The scourge of the earning classes, Polly Toynbee, is back with her latest full-frontal assault on wealth-creators and wealth-receivers.

The scourge of the earning classes, Polly Toynbee, is back with her latest full-frontal assault on wealth-creators and wealth-receivers. Her new book, Unjust Rewards, decries the ‘ignorance’ of high-earners and their lack of grounding in the ‘real world’. They ‘pontificate’ and threaten and rage and err and in one case bear ‘a distinct resemblance to Mr Scrooge,’ a fine and original simile. Lay on, Polly.
Her method (with co-author David Walker, another Guardianista commentator) was to gather a panel of partners from a major law firm and senior merchant bankers, then ask them questions about economic figures the Chancellor probably doesn’t even know. A professional statistician was on hand to provide authoritative figures. This develops — after the bankers and lawyers have apparently humiliated themselves — into discussions about the morality of earning and the use of public funds.
One of the chief points on which the panels were criticised was their (lack of) knowledge of the benefits system and the management of government funds. One banker believed that a family of four got £3,000 a month in benefits, when the true figure was £1,328. Another said that ‘the big debate is about how effectively all that money-raising has been applied.’ The riposte of the authors is to say that ‘we heard this get-out time and again,’ as if just because it is repeated often, it is not necessarily true.
If Ms Toynbee and Mr Walker are interested in playing a game of questions, let us ask some questions. Which government department has not had its accounts approved by the National Audit Office for the past 18 years? That’s right: the Department of Work and Pensions, which is responsible for the administration of benefits.

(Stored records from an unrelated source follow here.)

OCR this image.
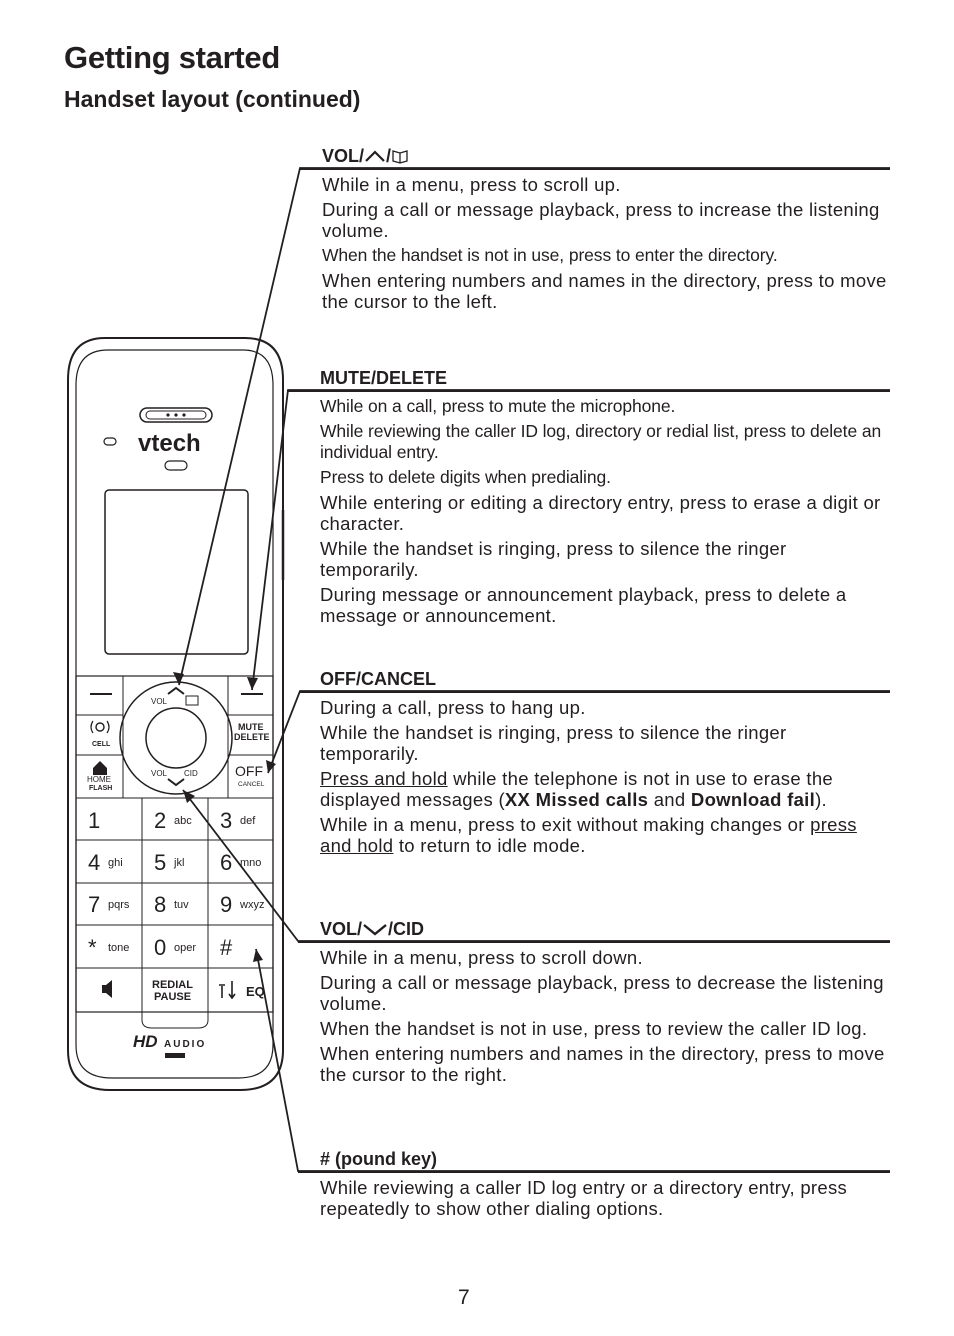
Getting started
Handset layout (continued)
vtech
VOL
VOL CID
CELL
HOME
FLASH
MUTE
DELETE
OFF
CANCEL
1 2 abc 3 def
4 ghi 5 jkl 6 mno
7 pqrs 8 tuv 9 wxyz
* tone 0 oper #
REDIAL
PAUSE	EQ
HD AUDIO
VOL/ /

While in a menu, press to scroll up.

During a call or message playback, press to increase the listening volume.

When the handset is not in use, press to enter the directory.

When entering numbers and names in the directory, press to move the cursor to the left.

MUTE/DELETE

While on a call, press to mute the microphone.

While reviewing the caller ID log, directory or redial list, press to delete an individual entry.

Press to delete digits when predialing.

While entering or editing a directory entry, press to erase a digit or character.

While the handset is ringing, press to silence the ringer temporarily.

During message or announcement playback, press to delete a message or announcement.

OFF/CANCEL

During a call, press to hang up.

While the handset is ringing, press to silence the ringer temporarily.

Press and hold while the telephone is not in use to erase the displayed messages (XX Missed calls and Download fail).

While in a menu, press to exit without making changes or press and hold to return to idle mode.

VOL/ /CID

While in a menu, press to scroll down.

During a call or message playback, press to decrease the listening volume.

When the handset is not in use, press to review the caller ID log.

When entering numbers and names in the directory, press to move the cursor to the right.

# (pound key)

While reviewing a caller ID log entry or a directory entry, press repeatedly to show other dialing options.

7
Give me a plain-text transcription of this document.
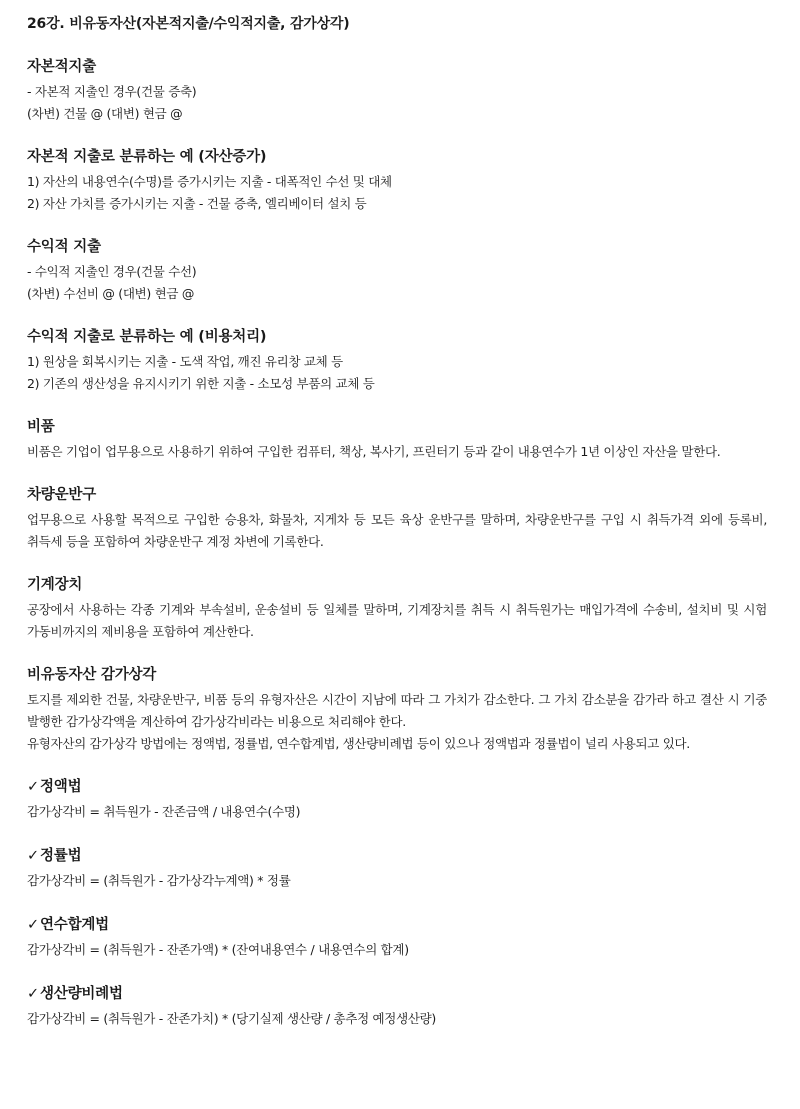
26강. 비유동자산(자본적지출/수익적지출, 감가상각)
자본적지출

- 자본적 지출인 경우(건물 증축)

(차변) 건물 @ (대변) 현금 @

자본적 지출로 분류하는 예 (자산증가)

1) 자산의 내용연수(수명)를 증가시키는 지출 - 대폭적인 수선 및 대체

2) 자산 가치를 증가시키는 지출 - 건물 증축, 엘리베이터 설치 등

수익적 지출

- 수익적 지출인 경우(건물 수선)

(차변) 수선비 @ (대변) 현금 @

수익적 지출로 분류하는 예 (비용처리)

1) 원상을 회복시키는 지출 - 도색 작업, 깨진 유리창 교체 등

2) 기존의 생산성을 유지시키기 위한 지출 - 소모성 부품의 교체 등

비품

비품은 기업이 업무용으로 사용하기 위하여 구입한 컴퓨터, 책상, 복사기, 프린터기 등과 같이 내용연수가 1년 이상인 자산을 말한다.

차량운반구

업무용으로 사용할 목적으로 구입한 승용차, 화물차, 지게차 등 모든 육상 운반구를 말하며, 차량운반구를 구입 시 취득가격 외에 등록비, 취득세 등을 포함하여 차량운반구 계정 차변에 기록한다.

기계장치

공장에서 사용하는 각종 기계와 부속설비, 운송설비 등 일체를 말하며, 기계장치를 취득 시 취득원가는 매입가격에 수송비, 설치비 및 시험 가동비까지의 제비용을 포함하여 계산한다.

비유동자산 감가상각

토지를 제외한 건물, 차량운반구, 비품 등의 유형자산은 시간이 지남에 따라 그 가치가 감소한다. 그 가치 감소분을 감가라 하고 결산 시 기중 발행한 감가상각액을 계산하여 감가상각비라는 비용으로 처리해야 한다.

유형자산의 감가상각 방법에는 정액법, 정률법, 연수합계법, 생산량비례법 등이 있으나 정액법과 정률법이 널리 사용되고 있다.

✓정액법

감가상각비 = 취득원가 - 잔존금액 / 내용연수(수명)

✓정률법

감가상각비 = (취득원가 - 감가상각누계액) * 정률

✓연수합계법

감가상각비 = (취득원가 - 잔존가액) * (잔여내용연수 / 내용연수의 합계)

✓생산량비례법

감가상각비 = (취득원가 - 잔존가치) * (당기실제 생산량 / 총추정 예정생산량)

What did the National Audit Office’s latest statement on the Department of Work and Pensions say about its ability to control its supply of benefits? ‘Losses due to fraud are still a significant drain on the public purse and the high levels of fraud and error are one reason for the qualification of the Department’s accounts over the last 18 years.’
And on the question of figures, how much did benefit fraud cost the Department in 2006/7? £800 million. No one would deny that this is an improvement from £2 billion in 2000/1, but certainly no one would praise the loss of the best part of £1 billion just because it is not two. Our government appears to put its money into a sieve and be surprised when it cannot catch all of it.

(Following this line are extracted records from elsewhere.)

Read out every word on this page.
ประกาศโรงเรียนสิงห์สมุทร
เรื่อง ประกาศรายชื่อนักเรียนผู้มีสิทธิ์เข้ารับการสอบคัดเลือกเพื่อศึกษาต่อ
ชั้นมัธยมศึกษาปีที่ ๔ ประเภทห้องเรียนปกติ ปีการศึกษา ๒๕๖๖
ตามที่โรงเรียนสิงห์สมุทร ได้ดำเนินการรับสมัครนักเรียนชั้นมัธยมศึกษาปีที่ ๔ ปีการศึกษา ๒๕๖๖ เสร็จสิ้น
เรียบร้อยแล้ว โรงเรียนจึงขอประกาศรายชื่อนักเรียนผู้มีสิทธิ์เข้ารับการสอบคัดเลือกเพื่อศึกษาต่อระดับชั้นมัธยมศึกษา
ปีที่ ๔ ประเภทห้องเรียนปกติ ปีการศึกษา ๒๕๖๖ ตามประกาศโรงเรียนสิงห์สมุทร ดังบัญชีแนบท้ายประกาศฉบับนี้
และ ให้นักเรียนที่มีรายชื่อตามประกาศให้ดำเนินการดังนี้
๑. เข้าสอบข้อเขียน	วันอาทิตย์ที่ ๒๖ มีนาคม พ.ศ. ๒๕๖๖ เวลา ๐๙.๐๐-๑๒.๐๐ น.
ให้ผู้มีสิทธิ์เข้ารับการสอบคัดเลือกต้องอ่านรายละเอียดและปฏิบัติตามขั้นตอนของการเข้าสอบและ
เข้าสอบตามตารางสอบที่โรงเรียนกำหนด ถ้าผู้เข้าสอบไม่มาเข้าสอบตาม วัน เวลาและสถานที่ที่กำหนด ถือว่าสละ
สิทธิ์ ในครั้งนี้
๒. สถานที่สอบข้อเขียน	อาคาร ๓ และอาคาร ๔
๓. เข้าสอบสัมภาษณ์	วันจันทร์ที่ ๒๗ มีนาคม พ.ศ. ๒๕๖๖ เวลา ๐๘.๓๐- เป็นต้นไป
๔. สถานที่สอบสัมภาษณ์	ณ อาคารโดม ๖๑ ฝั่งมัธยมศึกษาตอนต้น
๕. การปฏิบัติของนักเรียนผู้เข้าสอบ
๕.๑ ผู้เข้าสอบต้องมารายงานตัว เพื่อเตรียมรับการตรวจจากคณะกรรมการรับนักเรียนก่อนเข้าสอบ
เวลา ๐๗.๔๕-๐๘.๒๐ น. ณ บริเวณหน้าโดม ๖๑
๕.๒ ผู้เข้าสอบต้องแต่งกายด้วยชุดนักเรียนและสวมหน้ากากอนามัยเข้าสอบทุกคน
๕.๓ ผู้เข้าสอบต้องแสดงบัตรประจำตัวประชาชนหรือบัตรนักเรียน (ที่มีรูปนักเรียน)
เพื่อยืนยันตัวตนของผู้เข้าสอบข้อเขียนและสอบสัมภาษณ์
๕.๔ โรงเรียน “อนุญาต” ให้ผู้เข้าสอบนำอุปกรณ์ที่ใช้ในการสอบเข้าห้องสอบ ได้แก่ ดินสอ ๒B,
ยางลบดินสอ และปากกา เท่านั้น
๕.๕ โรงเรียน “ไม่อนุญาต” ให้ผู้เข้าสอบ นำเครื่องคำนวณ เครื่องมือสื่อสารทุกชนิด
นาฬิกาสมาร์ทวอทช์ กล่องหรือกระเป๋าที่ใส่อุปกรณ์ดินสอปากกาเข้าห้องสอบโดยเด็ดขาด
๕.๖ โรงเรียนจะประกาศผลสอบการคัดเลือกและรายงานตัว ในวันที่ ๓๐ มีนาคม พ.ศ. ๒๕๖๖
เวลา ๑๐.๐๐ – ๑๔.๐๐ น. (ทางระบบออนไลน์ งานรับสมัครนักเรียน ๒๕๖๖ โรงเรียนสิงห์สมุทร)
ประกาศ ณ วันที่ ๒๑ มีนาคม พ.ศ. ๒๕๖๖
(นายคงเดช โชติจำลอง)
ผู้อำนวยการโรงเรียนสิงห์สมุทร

The bankers are not allowed to be right even when they are right. During a discussion of tax rebalancing (‘redistribution’ is not a popular word in case the lawyers and bankers took fright and headed for the window), the bankers defended the fact that they don’t hand over most of their income in tax by saying that “they contributed more in cash.” This is not the point! scream the authors. Tax should be taxing!

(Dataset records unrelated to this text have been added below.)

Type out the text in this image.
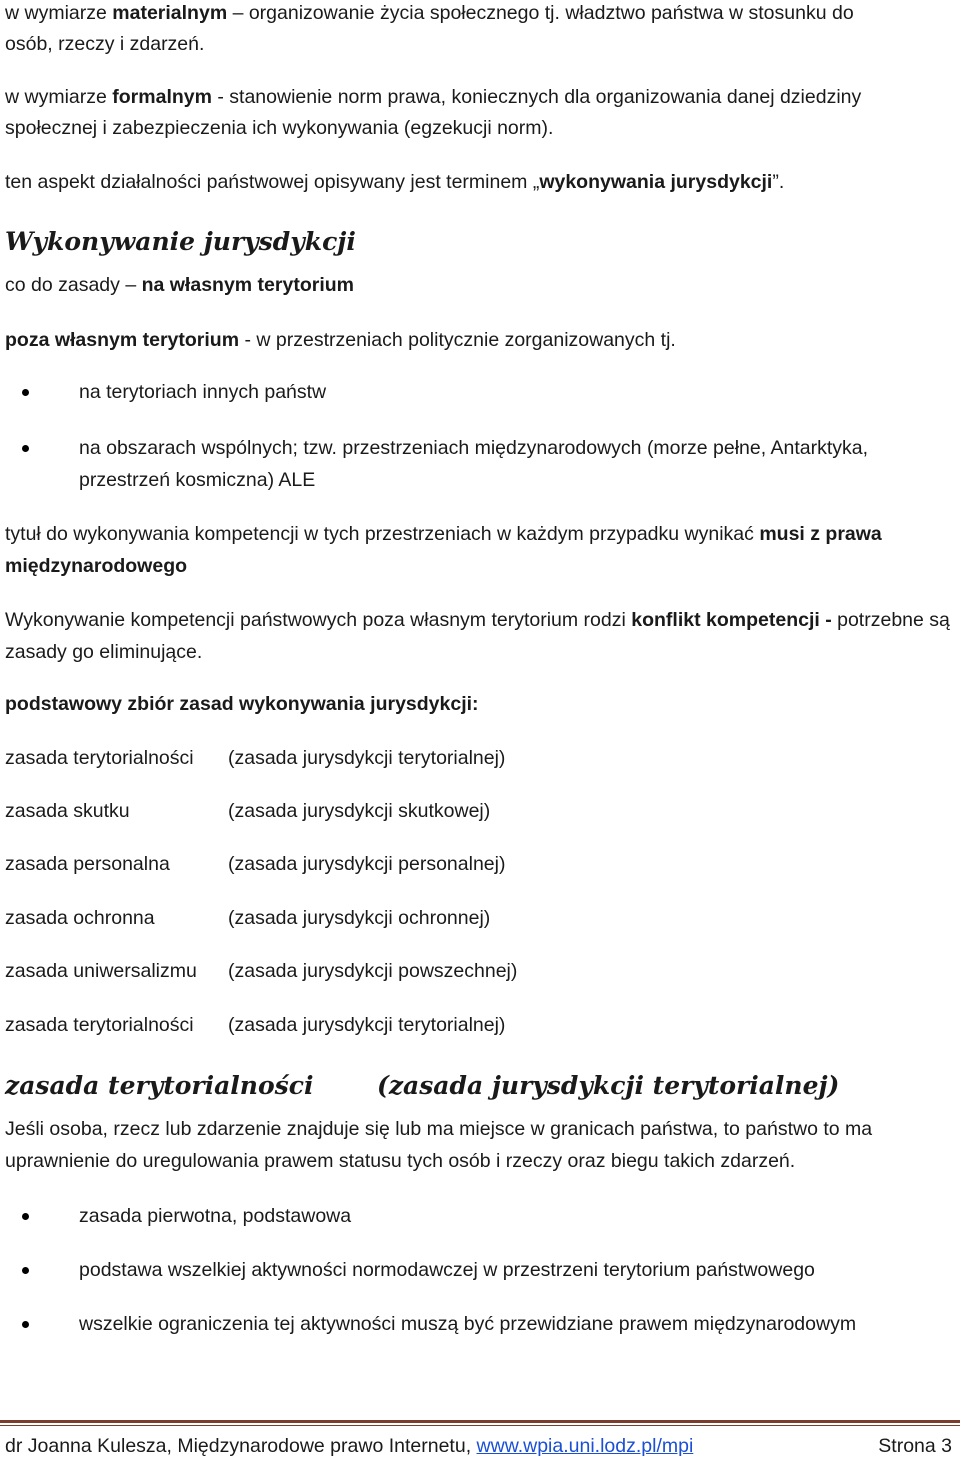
w wymiarze materialnym – organizowanie życia społecznego tj. władztwo państwa w stosunku do
osób, rzeczy i zdarzeń.
w wymiarze formalnym - stanowienie norm prawa, koniecznych dla organizowania danej dziedziny
społecznej i zabezpieczenia ich wykonywania (egzekucji norm).
ten aspekt działalności państwowej opisywany jest terminem „wykonywania jurysdykcji”.
Wykonywanie jurysdykcji
co do zasady – na własnym terytorium
poza własnym terytorium - w przestrzeniach politycznie zorganizowanych tj.
na terytoriach innych państw
na obszarach wspólnych; tzw. przestrzeniach międzynarodowych (morze pełne, Antarktyka, przestrzeń kosmiczna) ALE
tytuł do wykonywania kompetencji w tych przestrzeniach w każdym przypadku wynikać musi z prawa międzynarodowego
Wykonywanie kompetencji państwowych poza własnym terytorium rodzi konflikt kompetencji - potrzebne są zasady go eliminujące.
podstawowy zbiór zasad wykonywania jurysdykcji:
zasada terytorialności (zasada jurysdykcji terytorialnej)
zasada skutku	(zasada jurysdykcji skutkowej)
zasada personalna	(zasada jurysdykcji personalnej)
zasada ochronna	(zasada jurysdykcji ochronnej)
zasada uniwersalizmu (zasada jurysdykcji powszechnej)
zasada terytorialności (zasada jurysdykcji terytorialnej)
zasada terytorialności	(zasada jurysdykcji terytorialnej)
Jeśli osoba, rzecz lub zdarzenie znajduje się lub ma miejsce w granicach państwa, to państwo to ma uprawnienie do uregulowania prawem statusu tych osób i rzeczy oraz biegu takich zdarzeń.
zasada pierwotna, podstawowa
podstawa wszelkiej aktywności normodawczej w przestrzeni terytorium państwowego
wszelkie ograniczenia tej aktywności muszą być przewidziane prawem międzynarodowym
dr Joanna Kulesza, Międzynarodowe prawo Internetu, www.wpia.uni.lodz.pl/mpi	Strona 3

It is this attitude which threatens to drive out those who bring substantial wealth into the City, into London and into the country as a whole. Would Ms Toynbee and Mr Walker prefer their income reaches the Treasury without filtering through the economy?
High-earners cannot win. They are criticised if they put money into the system because it does not come through the taxman. They are criticised because they do not know how much money the Department of Work and Pensions gives out. (Nor does the Department for that matter.)
They are not allowed rewards for success when CEOs earn 75 times their average employee’s wage, as if this inherently means that the average employee does not earn enough. Let Ms Toynbee and Mr Walker publish and be damned: the City’s high-fliers will continue to help London turn even if they cannot win the authors’ game of ‘name-that-figure’.